“Quella notte ero in camera con mia sorella, più piccola di me. Alle 3.32, quando è venuta la grande scossa io ero sveglia, perché avevo sentito quelle precedenti e mi era venuta paura”. Arianna ha 17 anni la notte del 6 aprile 2009, quando un tremendo terremoto distrugge la sua città, L’Aquila, e provoca ben 309 vittime. Ha 17 anni e tanta paura. Quando sente la scossa più forte di quelle precedenti alza immediatamente la sorellina dal letto e insieme si precipitano giù per le scale della loro casa. “All’inizio eravamo sotto shock. Abbiamo capito quasi subito che si trattava di un terremoto perché nei giorni precedenti c’erano state altre scosse. Però nei primi istanti a regnare era l’ansia. Pensavo a tante cose assieme. Alla mia routine che non ci sarebbe più stata”.
Ad una settimana dal sisma i genitori di Arianna comprano una roulotte. La mettono in cortile, vicino a dove abita la nonna, al piano di sotto della loro casa. Per i mesi successivi Arianna e i suoi familiari mangiano tutti assieme nell’alloggio della nonna e dormono nella roulotte. “Siamo andati avanti così da aprile fino a ottobre. Ci scaldavamo con le stufette e si stava bene”. Nel frattempo cominciano a razionalizzare e a metabolizzare l’accaduto, si rendono conto che in realtà la loro situazione non è così disastrosa. Sono tanti coloro che hanno visto le loro case essere completamente distrutte. “La nostra invece aveva subito qualche danno, ma riparabile. Si era staccata una parte della scala esterna e poi c’erano stati altri danni, ma lievi. In ogni caso con le sovvenzioni dello Stato pian piano siamo riusciti a tornare a vivere nella nostra casa” racconta Arianna.

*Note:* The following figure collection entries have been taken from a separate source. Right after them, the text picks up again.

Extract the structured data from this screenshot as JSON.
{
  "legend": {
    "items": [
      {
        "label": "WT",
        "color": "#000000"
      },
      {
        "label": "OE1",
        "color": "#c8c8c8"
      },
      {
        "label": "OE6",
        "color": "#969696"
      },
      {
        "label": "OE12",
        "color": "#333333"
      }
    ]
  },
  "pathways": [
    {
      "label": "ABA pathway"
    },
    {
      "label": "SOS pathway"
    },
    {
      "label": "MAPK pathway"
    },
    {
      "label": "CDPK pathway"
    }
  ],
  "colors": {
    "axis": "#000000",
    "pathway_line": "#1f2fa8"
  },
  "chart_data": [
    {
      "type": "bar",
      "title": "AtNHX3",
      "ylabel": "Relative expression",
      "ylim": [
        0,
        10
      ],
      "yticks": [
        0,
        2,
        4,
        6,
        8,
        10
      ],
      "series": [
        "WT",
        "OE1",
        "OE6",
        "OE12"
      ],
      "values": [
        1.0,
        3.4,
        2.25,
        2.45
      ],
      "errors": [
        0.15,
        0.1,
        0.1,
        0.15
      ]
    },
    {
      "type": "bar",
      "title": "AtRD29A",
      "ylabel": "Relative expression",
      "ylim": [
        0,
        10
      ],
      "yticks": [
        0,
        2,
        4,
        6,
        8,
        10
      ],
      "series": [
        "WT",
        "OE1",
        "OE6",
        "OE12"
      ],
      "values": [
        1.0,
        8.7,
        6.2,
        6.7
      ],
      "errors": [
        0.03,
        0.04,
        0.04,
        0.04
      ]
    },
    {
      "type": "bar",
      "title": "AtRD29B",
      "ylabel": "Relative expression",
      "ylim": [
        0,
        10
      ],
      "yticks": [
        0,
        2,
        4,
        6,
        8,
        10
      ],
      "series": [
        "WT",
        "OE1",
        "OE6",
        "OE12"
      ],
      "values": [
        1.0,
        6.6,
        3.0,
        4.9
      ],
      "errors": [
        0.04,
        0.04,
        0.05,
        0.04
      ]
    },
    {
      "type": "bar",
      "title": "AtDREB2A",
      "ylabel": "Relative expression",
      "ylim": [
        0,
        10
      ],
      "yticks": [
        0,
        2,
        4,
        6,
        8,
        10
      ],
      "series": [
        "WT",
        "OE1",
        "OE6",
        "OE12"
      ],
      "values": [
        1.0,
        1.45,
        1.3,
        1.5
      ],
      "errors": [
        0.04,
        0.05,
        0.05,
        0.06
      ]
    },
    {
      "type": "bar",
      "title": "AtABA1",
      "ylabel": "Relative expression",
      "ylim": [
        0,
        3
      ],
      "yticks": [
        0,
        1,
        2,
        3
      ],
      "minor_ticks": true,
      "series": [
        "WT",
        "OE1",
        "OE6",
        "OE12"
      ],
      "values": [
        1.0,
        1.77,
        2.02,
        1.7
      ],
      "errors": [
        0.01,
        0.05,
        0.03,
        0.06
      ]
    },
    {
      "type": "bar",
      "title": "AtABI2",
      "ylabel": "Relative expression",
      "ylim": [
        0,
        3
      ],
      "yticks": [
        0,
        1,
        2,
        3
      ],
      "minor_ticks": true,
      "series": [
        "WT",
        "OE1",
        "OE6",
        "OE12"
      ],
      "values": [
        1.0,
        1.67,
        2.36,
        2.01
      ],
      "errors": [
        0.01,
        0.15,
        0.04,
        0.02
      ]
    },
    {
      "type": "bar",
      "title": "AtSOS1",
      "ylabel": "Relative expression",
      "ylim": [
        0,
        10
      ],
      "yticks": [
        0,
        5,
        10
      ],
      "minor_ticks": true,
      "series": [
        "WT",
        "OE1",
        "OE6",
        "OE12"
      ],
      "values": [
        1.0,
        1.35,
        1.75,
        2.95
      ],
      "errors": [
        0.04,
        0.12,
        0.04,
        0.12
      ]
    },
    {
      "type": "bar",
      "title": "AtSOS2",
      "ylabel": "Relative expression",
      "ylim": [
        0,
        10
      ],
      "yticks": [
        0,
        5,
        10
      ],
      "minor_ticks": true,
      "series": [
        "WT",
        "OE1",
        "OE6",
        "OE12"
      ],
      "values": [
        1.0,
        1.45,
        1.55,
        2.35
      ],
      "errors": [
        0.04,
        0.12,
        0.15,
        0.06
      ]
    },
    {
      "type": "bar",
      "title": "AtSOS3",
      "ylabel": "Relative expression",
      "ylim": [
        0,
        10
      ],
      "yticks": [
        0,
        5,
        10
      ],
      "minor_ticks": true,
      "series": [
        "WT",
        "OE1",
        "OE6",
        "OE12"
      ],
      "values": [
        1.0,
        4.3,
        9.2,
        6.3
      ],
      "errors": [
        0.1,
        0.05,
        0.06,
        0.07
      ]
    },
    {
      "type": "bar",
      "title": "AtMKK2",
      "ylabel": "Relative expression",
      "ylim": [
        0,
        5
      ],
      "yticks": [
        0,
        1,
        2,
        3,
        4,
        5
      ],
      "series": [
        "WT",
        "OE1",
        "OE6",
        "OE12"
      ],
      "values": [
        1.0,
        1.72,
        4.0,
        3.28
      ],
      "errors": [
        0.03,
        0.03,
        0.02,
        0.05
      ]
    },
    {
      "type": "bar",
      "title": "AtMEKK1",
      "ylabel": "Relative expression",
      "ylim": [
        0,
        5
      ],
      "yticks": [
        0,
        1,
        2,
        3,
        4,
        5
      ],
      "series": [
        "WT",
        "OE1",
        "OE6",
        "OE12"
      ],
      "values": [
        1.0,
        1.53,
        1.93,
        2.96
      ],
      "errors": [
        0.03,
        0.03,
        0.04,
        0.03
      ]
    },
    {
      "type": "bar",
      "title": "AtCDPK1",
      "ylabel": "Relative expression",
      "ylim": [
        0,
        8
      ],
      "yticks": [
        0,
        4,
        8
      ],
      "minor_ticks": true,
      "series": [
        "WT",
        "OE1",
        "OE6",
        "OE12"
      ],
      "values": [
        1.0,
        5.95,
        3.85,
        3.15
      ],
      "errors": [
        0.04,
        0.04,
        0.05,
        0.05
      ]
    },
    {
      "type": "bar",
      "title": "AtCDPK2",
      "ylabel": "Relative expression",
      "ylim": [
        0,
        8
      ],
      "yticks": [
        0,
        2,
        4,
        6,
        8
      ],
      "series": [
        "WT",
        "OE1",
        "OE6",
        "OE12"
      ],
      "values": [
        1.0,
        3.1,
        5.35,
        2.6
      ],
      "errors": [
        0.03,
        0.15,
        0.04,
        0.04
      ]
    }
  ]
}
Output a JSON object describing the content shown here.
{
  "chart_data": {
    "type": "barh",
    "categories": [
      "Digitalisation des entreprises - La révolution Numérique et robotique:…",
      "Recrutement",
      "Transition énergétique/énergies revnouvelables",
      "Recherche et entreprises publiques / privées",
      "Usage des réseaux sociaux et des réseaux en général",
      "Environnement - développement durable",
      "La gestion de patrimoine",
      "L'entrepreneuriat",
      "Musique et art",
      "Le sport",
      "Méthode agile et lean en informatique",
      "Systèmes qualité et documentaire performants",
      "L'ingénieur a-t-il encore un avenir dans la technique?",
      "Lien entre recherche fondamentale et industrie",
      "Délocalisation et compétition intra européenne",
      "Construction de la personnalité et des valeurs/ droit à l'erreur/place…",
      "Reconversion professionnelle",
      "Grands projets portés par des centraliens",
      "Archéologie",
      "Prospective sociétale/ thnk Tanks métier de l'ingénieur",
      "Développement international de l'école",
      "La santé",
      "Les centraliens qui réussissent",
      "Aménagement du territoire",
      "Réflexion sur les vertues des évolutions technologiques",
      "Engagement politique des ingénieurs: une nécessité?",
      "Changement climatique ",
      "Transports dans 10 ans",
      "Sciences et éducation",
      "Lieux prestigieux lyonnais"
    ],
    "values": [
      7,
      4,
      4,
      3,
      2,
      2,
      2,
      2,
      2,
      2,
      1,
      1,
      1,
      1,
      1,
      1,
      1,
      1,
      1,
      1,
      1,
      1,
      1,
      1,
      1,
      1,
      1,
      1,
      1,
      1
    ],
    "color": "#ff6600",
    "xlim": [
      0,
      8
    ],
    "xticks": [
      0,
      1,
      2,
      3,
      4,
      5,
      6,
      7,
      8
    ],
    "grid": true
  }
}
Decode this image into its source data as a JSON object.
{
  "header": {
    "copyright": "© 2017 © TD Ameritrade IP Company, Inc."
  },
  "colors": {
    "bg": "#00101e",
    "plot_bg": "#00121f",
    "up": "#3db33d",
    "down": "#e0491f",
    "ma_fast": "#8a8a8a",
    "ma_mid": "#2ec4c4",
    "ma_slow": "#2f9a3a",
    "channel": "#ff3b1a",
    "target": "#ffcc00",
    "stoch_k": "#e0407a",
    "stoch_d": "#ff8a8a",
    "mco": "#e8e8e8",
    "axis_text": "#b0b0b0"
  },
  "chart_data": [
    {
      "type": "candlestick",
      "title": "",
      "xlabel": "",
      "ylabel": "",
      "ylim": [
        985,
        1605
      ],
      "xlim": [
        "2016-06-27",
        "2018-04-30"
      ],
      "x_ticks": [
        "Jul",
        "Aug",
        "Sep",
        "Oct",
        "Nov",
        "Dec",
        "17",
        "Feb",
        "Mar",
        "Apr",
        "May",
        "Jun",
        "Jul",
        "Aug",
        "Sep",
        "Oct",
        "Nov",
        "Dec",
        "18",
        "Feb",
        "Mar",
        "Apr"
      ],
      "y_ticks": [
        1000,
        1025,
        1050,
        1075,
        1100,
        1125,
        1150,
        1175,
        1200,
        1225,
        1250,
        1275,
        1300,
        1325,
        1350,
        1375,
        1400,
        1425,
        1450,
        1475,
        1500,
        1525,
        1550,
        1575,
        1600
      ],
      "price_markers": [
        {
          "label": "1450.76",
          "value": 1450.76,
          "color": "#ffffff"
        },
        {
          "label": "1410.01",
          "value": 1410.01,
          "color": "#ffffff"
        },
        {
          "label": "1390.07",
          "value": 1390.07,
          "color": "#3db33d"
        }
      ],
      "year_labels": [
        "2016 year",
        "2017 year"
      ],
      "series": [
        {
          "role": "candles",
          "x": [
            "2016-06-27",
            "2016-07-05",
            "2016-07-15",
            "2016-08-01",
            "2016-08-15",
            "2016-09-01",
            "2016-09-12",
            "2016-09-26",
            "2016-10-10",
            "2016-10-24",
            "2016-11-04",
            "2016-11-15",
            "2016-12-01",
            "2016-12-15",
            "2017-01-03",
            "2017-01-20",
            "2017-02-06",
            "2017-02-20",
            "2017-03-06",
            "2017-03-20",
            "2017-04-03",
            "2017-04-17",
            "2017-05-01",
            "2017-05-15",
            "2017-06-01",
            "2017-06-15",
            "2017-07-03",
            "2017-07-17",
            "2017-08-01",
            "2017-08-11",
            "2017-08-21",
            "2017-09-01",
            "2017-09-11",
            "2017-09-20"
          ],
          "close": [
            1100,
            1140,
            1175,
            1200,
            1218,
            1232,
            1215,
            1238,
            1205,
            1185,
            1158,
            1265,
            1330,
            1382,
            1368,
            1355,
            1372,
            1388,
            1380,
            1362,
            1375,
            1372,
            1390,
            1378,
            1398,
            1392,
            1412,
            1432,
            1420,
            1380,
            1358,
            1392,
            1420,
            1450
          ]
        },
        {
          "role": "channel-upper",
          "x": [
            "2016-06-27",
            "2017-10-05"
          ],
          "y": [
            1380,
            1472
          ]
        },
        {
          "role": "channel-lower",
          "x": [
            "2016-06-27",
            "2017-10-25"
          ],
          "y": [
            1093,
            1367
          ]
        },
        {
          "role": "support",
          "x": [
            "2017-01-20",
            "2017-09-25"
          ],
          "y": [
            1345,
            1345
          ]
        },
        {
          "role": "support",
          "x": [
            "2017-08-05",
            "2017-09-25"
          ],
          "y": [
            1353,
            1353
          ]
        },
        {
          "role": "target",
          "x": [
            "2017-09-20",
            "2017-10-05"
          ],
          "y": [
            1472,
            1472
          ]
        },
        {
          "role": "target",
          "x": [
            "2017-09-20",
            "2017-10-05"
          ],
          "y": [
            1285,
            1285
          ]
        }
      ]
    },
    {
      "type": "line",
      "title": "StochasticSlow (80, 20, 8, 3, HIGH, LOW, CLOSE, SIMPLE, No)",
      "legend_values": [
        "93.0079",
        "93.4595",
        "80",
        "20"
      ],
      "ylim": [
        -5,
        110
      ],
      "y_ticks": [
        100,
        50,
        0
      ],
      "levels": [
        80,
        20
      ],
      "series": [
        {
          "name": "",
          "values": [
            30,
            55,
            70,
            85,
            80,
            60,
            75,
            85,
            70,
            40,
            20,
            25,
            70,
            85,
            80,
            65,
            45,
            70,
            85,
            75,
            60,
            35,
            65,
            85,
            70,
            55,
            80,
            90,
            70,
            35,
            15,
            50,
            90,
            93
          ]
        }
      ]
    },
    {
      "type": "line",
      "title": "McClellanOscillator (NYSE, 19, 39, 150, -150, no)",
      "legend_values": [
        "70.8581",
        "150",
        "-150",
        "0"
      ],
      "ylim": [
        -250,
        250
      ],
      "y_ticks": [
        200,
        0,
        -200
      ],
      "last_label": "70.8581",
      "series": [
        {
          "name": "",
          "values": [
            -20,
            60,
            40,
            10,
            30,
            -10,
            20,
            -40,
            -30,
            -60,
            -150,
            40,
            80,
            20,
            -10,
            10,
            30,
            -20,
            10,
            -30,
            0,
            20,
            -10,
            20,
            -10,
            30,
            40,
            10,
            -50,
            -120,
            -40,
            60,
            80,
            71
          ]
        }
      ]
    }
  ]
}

Masso dopo masso, così come la casa, anche la città dell’Aquila pian piano comincia la ricostruzione. E oggi Arianna pensa che sia quasi vicina ad una nuova vita. “In questi anni è stato fatto molto. I lavori proseguono e si inizia a intravedere una luce in fondo al tunnel. La città è tornata a vivere, almeno in parte. Qualche locale ha riaperto. Piano piano si sta cercando di tornare alla normalità. Certo c’è ancora tanto da fare” sottolinea la ragazza.
Oggi Arianna ha 28 anni. È cresciuta. È diventata una donna. Ha deciso di non abbandonare L’Aquila. “Molti miei amici hanno dovuto andare via. Io non ho mai pensato di lasciarla perché è la mia città. C’è tutta la mia famiglia, e poi credo che un problema non si risolva scappando. Mi sono allontanata due anni da qui per studiare da estetista a Teramo, ma poi sono tornata. Ora sono qua” sottolinea fiera la donna. All’Aquila si è costruita una nuova famiglia. Ha un compagno e un figlio di 2 anni, a cui un giorno racconterà della notte più difficile della sua vita. “Al mio bimbo dirò che è stata una notte complicata. Un manicomio. Mi sono sentita catapultata in una centrifuga. Mi sono chiesta che cosa stesse succedendo. Gli racconterò che nessuno di noi sapeva dove andare se non in una macchina. E che è brutto quando ci si ritrova in una realtà che si discosta dalla la propria vita” spiega Arianna.
Oggi è l’undicesimo anniversario della notte più dura della sua vita. Un anniversario un po’ particolare perché per le misure restrittive dovute all’emergenza Coronavirus non si è potuta effettuare la tradizionale fiaccolata nella notte, come invece è avvenuto negli anni passati. “Mi spiace non aver potuto partecipare alla cerimonia, ma queste sono le misure a cui dobbiamo attenerci. Bisogna stare in casa”. Oggi, 6 aprile 2020 L’Aquila si trova ad affrontare un’altra emergenza, questa volta condivisa con tutta l’Italia e anche buona parte degli altri paesi del mondo. “Questa però penso sia peggio del terremoto, perché almeno in quell’occasione si poteva stare tutti assieme – afferma Arianna – Ora invece si può solo rimanere da soli e per tutti noi, abituati a vivere sempre insieme, è molto difficile. Spero comunque che gli aquilani possano portare in questa emergenza la voglia di volersi bene e la spinta a collaborare che dovrebbero aver imparato durante il terremoto”.